Éditions Édouard Garand (p. 21-23).


L’AUBE


À. M. Alphonse Desilets,

Au chantre des terriens.


Les étoiles s’enfuient lentement, une à une.
Par-delà les sommets des monts silencieux
Une étrange lueur nimbant le fond des cieux
Émerge à l’horizon, tel un rayon de lune.

Les coqs, à pleine voix, éveillent le bétail.
Sur la paille étalant leur toison courte et rêche,
Les bœufs, en ruminant, front bas devant leur crèche,
Pressentent le moment du retour au travail.
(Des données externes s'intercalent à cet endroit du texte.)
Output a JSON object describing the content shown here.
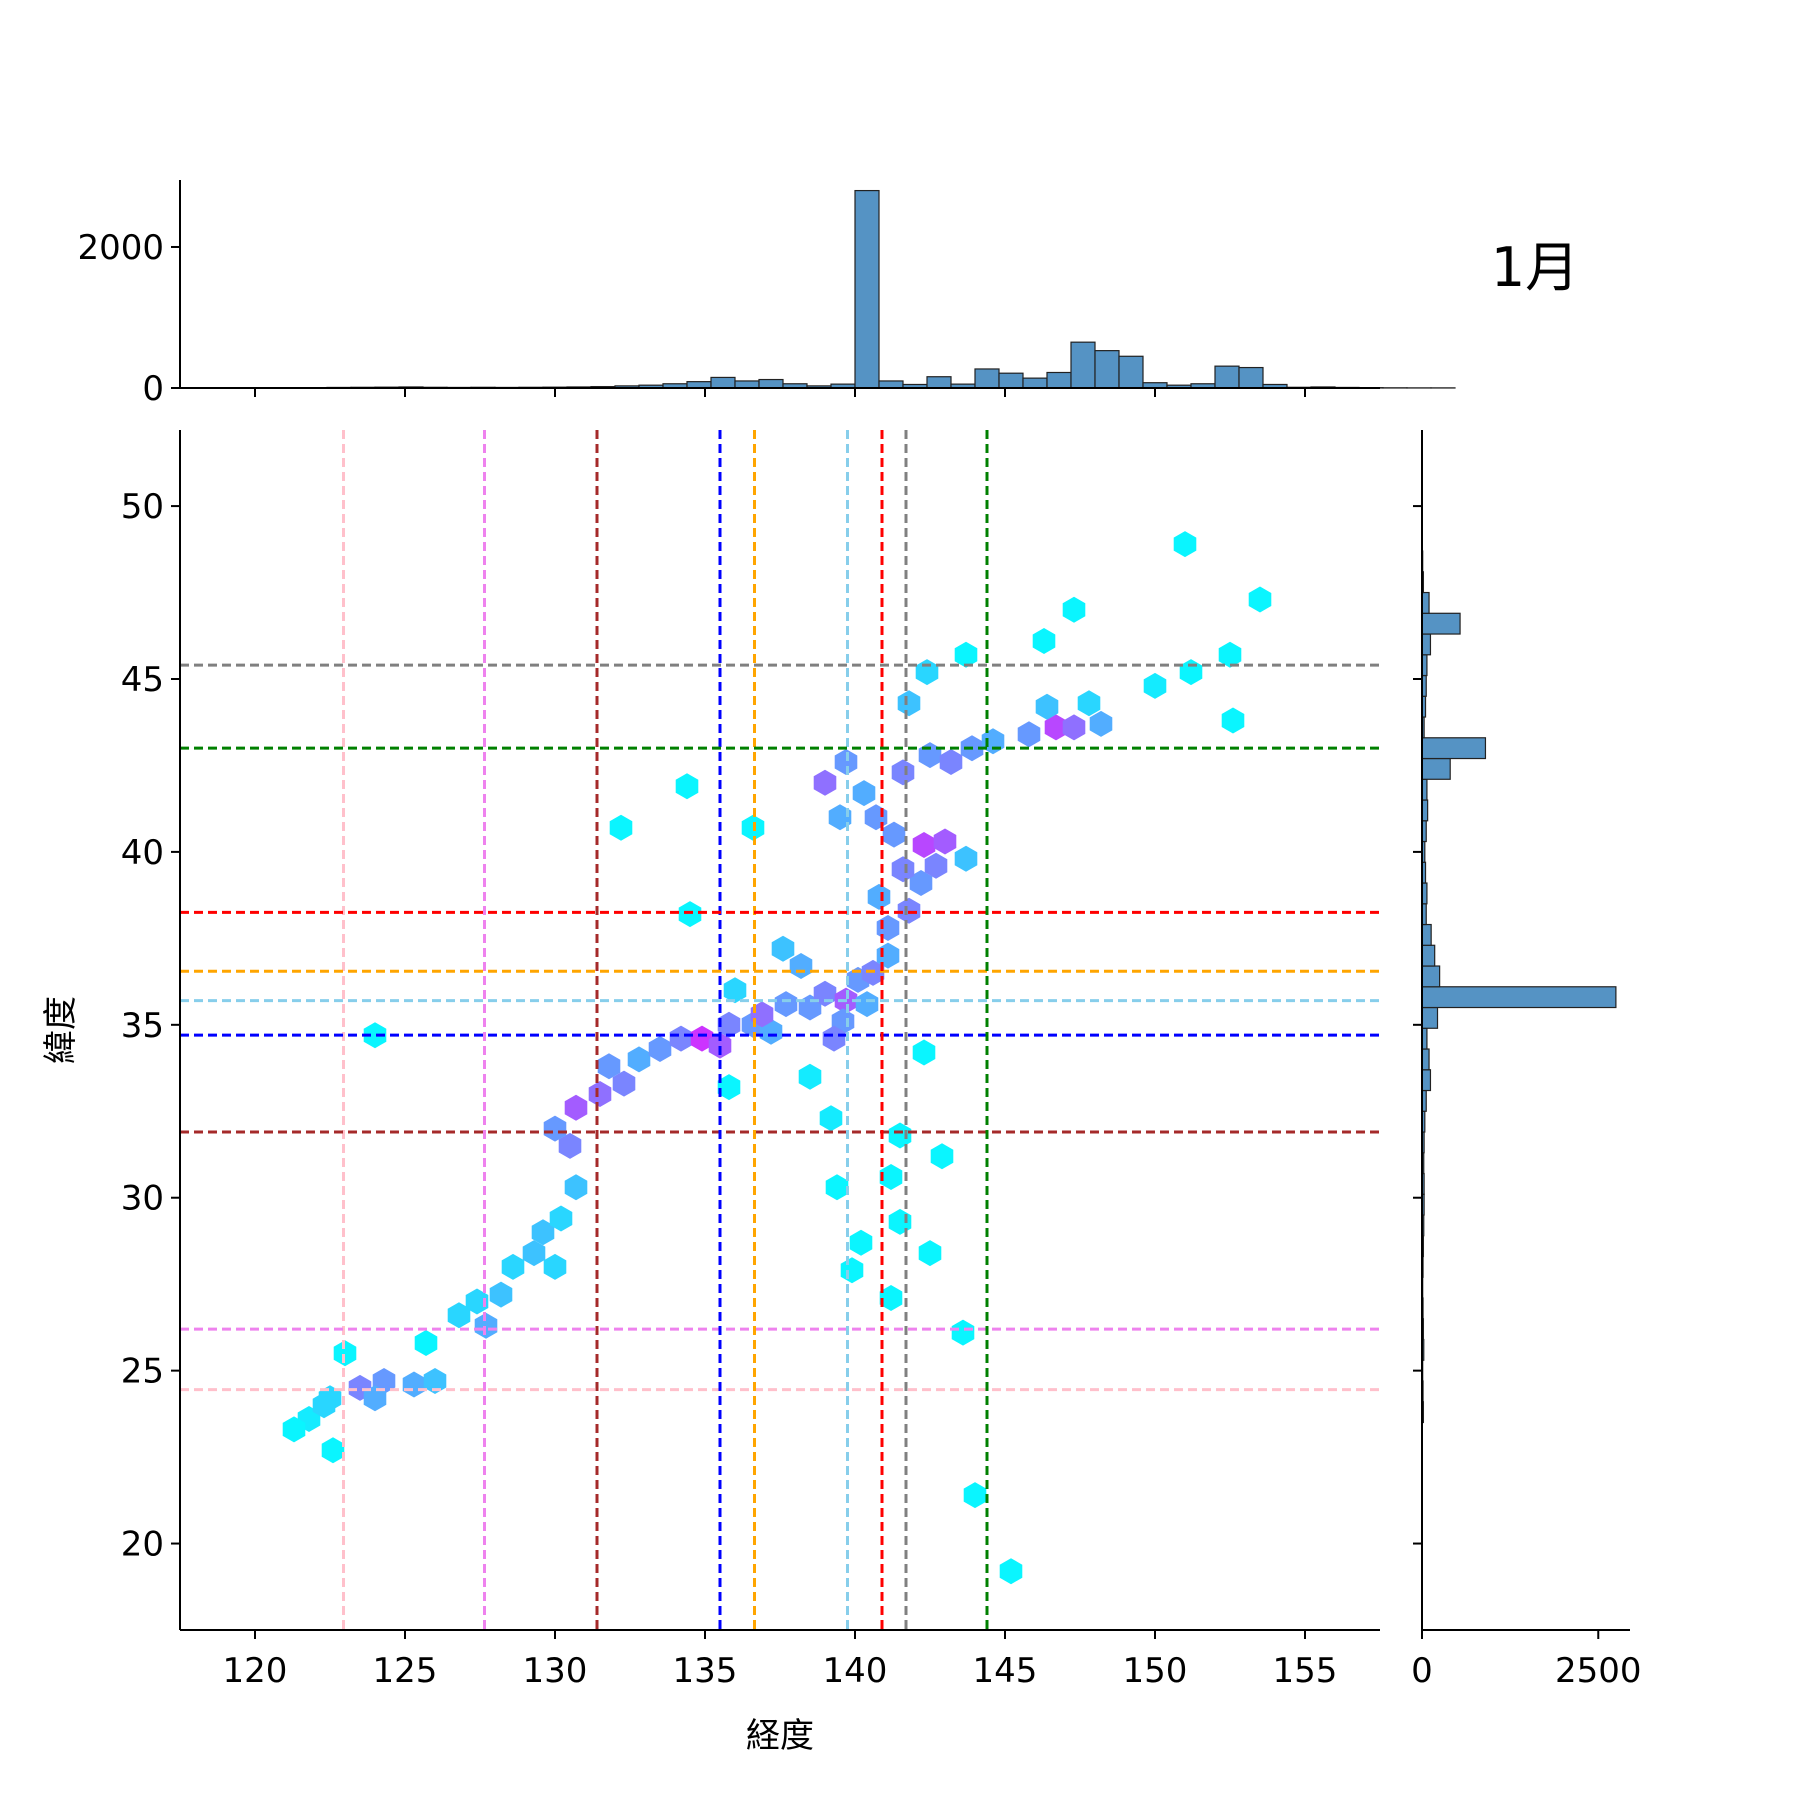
{
  "chart_data": {
    "type": "hexbin",
    "title": "1月",
    "xlabel": "経度",
    "ylabel": "緯度",
    "xlim": [
      117.5,
      157.5
    ],
    "ylim": [
      17.5,
      52.2
    ],
    "x_ticks": [
      120,
      125,
      130,
      135,
      140,
      145,
      150,
      155
    ],
    "y_ticks": [
      20,
      25,
      30,
      35,
      40,
      45,
      50
    ],
    "grid": false,
    "colors": {
      "marginal_bar": "#5593c4",
      "hex_low": "#00ffff",
      "hex_high": "#cc33ff"
    },
    "top_histogram": {
      "ylim": [
        0,
        2950
      ],
      "y_ticks": [
        0,
        2000
      ],
      "bin_start": 120,
      "bin_width": 0.8,
      "counts": [
        0,
        0,
        5,
        8,
        10,
        12,
        15,
        10,
        8,
        10,
        8,
        10,
        12,
        15,
        20,
        30,
        40,
        60,
        90,
        150,
        100,
        120,
        60,
        30,
        55,
        2800,
        100,
        50,
        160,
        55,
        270,
        210,
        140,
        220,
        650,
        530,
        450,
        75,
        40,
        60,
        310,
        290,
        50,
        10,
        15,
        8,
        5,
        3,
        2,
        2
      ]
    },
    "right_histogram": {
      "xlim": [
        0,
        2950
      ],
      "x_ticks": [
        0,
        2500
      ],
      "bin_start": 17.5,
      "bin_width": 0.6,
      "counts": [
        0,
        0,
        0,
        0,
        0,
        0,
        0,
        0,
        0,
        0,
        20,
        15,
        10,
        25,
        20,
        15,
        10,
        15,
        20,
        25,
        30,
        30,
        25,
        30,
        40,
        60,
        120,
        100,
        70,
        220,
        2750,
        250,
        180,
        130,
        60,
        70,
        50,
        40,
        60,
        80,
        70,
        400,
        900,
        30,
        50,
        60,
        70,
        120,
        540,
        100,
        20,
        10,
        5,
        3,
        2
      ]
    },
    "reference_lines": [
      {
        "color": "#ffc0cb",
        "lon": 122.95,
        "lat": 24.45
      },
      {
        "color": "#ee82ee",
        "lon": 127.65,
        "lat": 26.2
      },
      {
        "color": "#a52a2a",
        "lon": 131.4,
        "lat": 31.9
      },
      {
        "color": "#0000ff",
        "lon": 135.5,
        "lat": 34.7
      },
      {
        "color": "#ffa500",
        "lon": 136.65,
        "lat": 36.55
      },
      {
        "color": "#87ceeb",
        "lon": 139.75,
        "lat": 35.7
      },
      {
        "color": "#ff0000",
        "lon": 140.9,
        "lat": 38.25
      },
      {
        "color": "#808080",
        "lon": 141.7,
        "lat": 45.4
      },
      {
        "color": "#008000",
        "lon": 144.4,
        "lat": 43.0
      }
    ],
    "hex_cells": [
      [
        123.5,
        24.5,
        0.6
      ],
      [
        124.3,
        24.7,
        0.5
      ],
      [
        125.3,
        24.6,
        0.4
      ],
      [
        124.0,
        24.2,
        0.4
      ],
      [
        122.5,
        24.2,
        0.2
      ],
      [
        121.8,
        23.6,
        0.1
      ],
      [
        121.3,
        23.3,
        0.05
      ],
      [
        122.3,
        24.0,
        0.2
      ],
      [
        126.0,
        24.7,
        0.3
      ],
      [
        123.0,
        25.5,
        0.05
      ],
      [
        122.6,
        22.7,
        0.05
      ],
      [
        125.7,
        25.8,
        0.05
      ],
      [
        126.8,
        26.6,
        0.2
      ],
      [
        127.7,
        26.3,
        0.4
      ],
      [
        128.2,
        27.2,
        0.3
      ],
      [
        127.4,
        27.0,
        0.2
      ],
      [
        128.6,
        28.0,
        0.2
      ],
      [
        129.3,
        28.4,
        0.3
      ],
      [
        130.0,
        28.0,
        0.2
      ],
      [
        129.6,
        29.0,
        0.3
      ],
      [
        130.2,
        29.4,
        0.2
      ],
      [
        130.7,
        30.3,
        0.3
      ],
      [
        130.5,
        31.5,
        0.6
      ],
      [
        130.0,
        32.0,
        0.5
      ],
      [
        130.7,
        32.6,
        0.8
      ],
      [
        131.5,
        33.0,
        0.7
      ],
      [
        132.3,
        33.3,
        0.6
      ],
      [
        131.8,
        33.8,
        0.5
      ],
      [
        132.8,
        34.0,
        0.4
      ],
      [
        133.5,
        34.3,
        0.5
      ],
      [
        134.2,
        34.6,
        0.6
      ],
      [
        134.9,
        34.6,
        1.0
      ],
      [
        135.5,
        34.4,
        0.8
      ],
      [
        135.8,
        35.0,
        0.6
      ],
      [
        136.6,
        35.0,
        0.5
      ],
      [
        137.2,
        34.8,
        0.4
      ],
      [
        136.9,
        35.3,
        0.7
      ],
      [
        137.7,
        35.6,
        0.5
      ],
      [
        138.5,
        35.5,
        0.5
      ],
      [
        139.0,
        35.9,
        0.6
      ],
      [
        139.7,
        35.7,
        0.8
      ],
      [
        140.1,
        36.3,
        0.5
      ],
      [
        140.6,
        36.5,
        0.6
      ],
      [
        139.6,
        35.1,
        0.5
      ],
      [
        139.3,
        34.6,
        0.6
      ],
      [
        140.4,
        35.6,
        0.4
      ],
      [
        141.1,
        37.0,
        0.4
      ],
      [
        141.1,
        37.8,
        0.5
      ],
      [
        141.8,
        38.3,
        0.6
      ],
      [
        140.8,
        38.7,
        0.4
      ],
      [
        142.2,
        39.1,
        0.5
      ],
      [
        141.6,
        39.5,
        0.6
      ],
      [
        142.3,
        40.2,
        0.9
      ],
      [
        143.0,
        40.3,
        0.8
      ],
      [
        141.3,
        40.5,
        0.5
      ],
      [
        142.7,
        39.6,
        0.6
      ],
      [
        143.7,
        39.8,
        0.3
      ],
      [
        140.7,
        41.0,
        0.5
      ],
      [
        139.5,
        41.0,
        0.4
      ],
      [
        139.0,
        42.0,
        0.7
      ],
      [
        139.7,
        42.6,
        0.5
      ],
      [
        140.3,
        41.7,
        0.4
      ],
      [
        141.6,
        42.3,
        0.6
      ],
      [
        142.5,
        42.8,
        0.5
      ],
      [
        143.2,
        42.6,
        0.6
      ],
      [
        143.9,
        43.0,
        0.5
      ],
      [
        144.6,
        43.2,
        0.4
      ],
      [
        141.8,
        44.3,
        0.3
      ],
      [
        142.4,
        45.2,
        0.2
      ],
      [
        145.8,
        43.4,
        0.5
      ],
      [
        146.7,
        43.6,
        0.9
      ],
      [
        147.3,
        43.6,
        0.7
      ],
      [
        148.2,
        43.7,
        0.4
      ],
      [
        146.4,
        44.2,
        0.3
      ],
      [
        147.8,
        44.3,
        0.2
      ],
      [
        150.0,
        44.8,
        0.1
      ],
      [
        151.2,
        45.2,
        0.05
      ],
      [
        152.5,
        45.7,
        0.05
      ],
      [
        137.6,
        37.2,
        0.3
      ],
      [
        138.2,
        36.7,
        0.4
      ],
      [
        136.0,
        36.0,
        0.2
      ],
      [
        138.5,
        33.5,
        0.1
      ],
      [
        139.2,
        32.3,
        0.1
      ],
      [
        141.5,
        31.8,
        0.05
      ],
      [
        142.3,
        34.2,
        0.05
      ],
      [
        142.9,
        31.2,
        0.05
      ],
      [
        145.2,
        19.2,
        0.05
      ],
      [
        144.0,
        21.4,
        0.05
      ],
      [
        143.6,
        26.1,
        0.05
      ],
      [
        142.5,
        28.4,
        0.05
      ],
      [
        141.2,
        27.1,
        0.05
      ],
      [
        139.9,
        27.9,
        0.05
      ],
      [
        140.2,
        28.7,
        0.05
      ],
      [
        139.4,
        30.3,
        0.05
      ],
      [
        141.5,
        29.3,
        0.05
      ],
      [
        141.2,
        30.6,
        0.05
      ],
      [
        124.0,
        34.7,
        0.05
      ],
      [
        132.2,
        40.7,
        0.05
      ],
      [
        134.4,
        41.9,
        0.05
      ],
      [
        136.6,
        40.7,
        0.05
      ],
      [
        134.5,
        38.2,
        0.05
      ],
      [
        151.0,
        48.9,
        0.05
      ],
      [
        153.5,
        47.3,
        0.05
      ],
      [
        147.3,
        47.0,
        0.05
      ],
      [
        146.3,
        46.1,
        0.05
      ],
      [
        152.6,
        43.8,
        0.05
      ],
      [
        143.7,
        45.7,
        0.05
      ],
      [
        135.8,
        33.2,
        0.05
      ]
    ]
  }
}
L’aube à lui. Sur les toits, il n’est pas jour encore
Et ce n’est plus la nuit ; car, quittant son sommeil,
La nature préside au mystique réveil
Des choses et reçoit le baiser de l’aurore.

L’air printanier est pur et sent bon les moissons.
Baigné des pleurs féconds du matin, le feuillage,
Par la brise agité mêle son babillage
Aux trilles des oiseaux cachés dans les buissons.
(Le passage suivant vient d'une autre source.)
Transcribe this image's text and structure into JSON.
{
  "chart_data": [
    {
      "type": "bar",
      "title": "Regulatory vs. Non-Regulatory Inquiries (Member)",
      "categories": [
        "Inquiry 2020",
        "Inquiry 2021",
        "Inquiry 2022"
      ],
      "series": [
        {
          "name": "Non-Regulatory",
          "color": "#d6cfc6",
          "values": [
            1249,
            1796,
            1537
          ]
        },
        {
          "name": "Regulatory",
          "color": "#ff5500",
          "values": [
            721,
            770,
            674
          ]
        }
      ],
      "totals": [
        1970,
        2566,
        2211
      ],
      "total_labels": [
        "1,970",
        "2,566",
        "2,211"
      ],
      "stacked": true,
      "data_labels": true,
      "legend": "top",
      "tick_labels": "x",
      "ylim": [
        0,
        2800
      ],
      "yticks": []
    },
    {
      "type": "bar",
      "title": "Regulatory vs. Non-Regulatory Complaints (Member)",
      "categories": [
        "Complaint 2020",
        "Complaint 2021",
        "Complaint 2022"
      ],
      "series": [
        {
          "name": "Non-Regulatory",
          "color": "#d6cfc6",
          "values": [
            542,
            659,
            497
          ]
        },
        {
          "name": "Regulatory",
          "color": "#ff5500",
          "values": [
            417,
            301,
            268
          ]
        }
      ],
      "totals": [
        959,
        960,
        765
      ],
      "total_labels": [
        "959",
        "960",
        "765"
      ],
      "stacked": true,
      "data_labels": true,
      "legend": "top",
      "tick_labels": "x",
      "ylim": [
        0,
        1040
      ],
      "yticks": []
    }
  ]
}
On devine la vie indéfiniment neuve,
Toujours compatissante à nos rêves humains,
Car le jour nouveau-né, du bonheur plein les mains,
Ne connaît rien du monde où le vice s’abreuve.

Les prés se font moins gris sous le dense brouillard
Qui nonchalamment monte en un frêle nuage
Des vallons verdoyants, des abords du rivage,
Où jase au gré des flots un moulin babillard.

Mais, soudain, au village où des champs recommence
Le travail coutumier, résonne l’Angélus.
L’homme évoque en son cœur les siens qui ne sont plus
Et qui pourtant rêvaient de faire leur semence.


Pour eux, l’aube nouvelle est éclose à jamais ;
Car plus heureux que nous une aurore éternelle
À leurs yeux resplendit, et si pure et si belle,
Que nous aspirons tous à la leur désormais.

C’est pourquoi, le matin, au soleil qui rougeoie,
Sortant de leur paisible et rustique maison,
Les paysans s’en vont aux champs, vers l’horizon,
Avec un cœur rempli de lumière et de joie.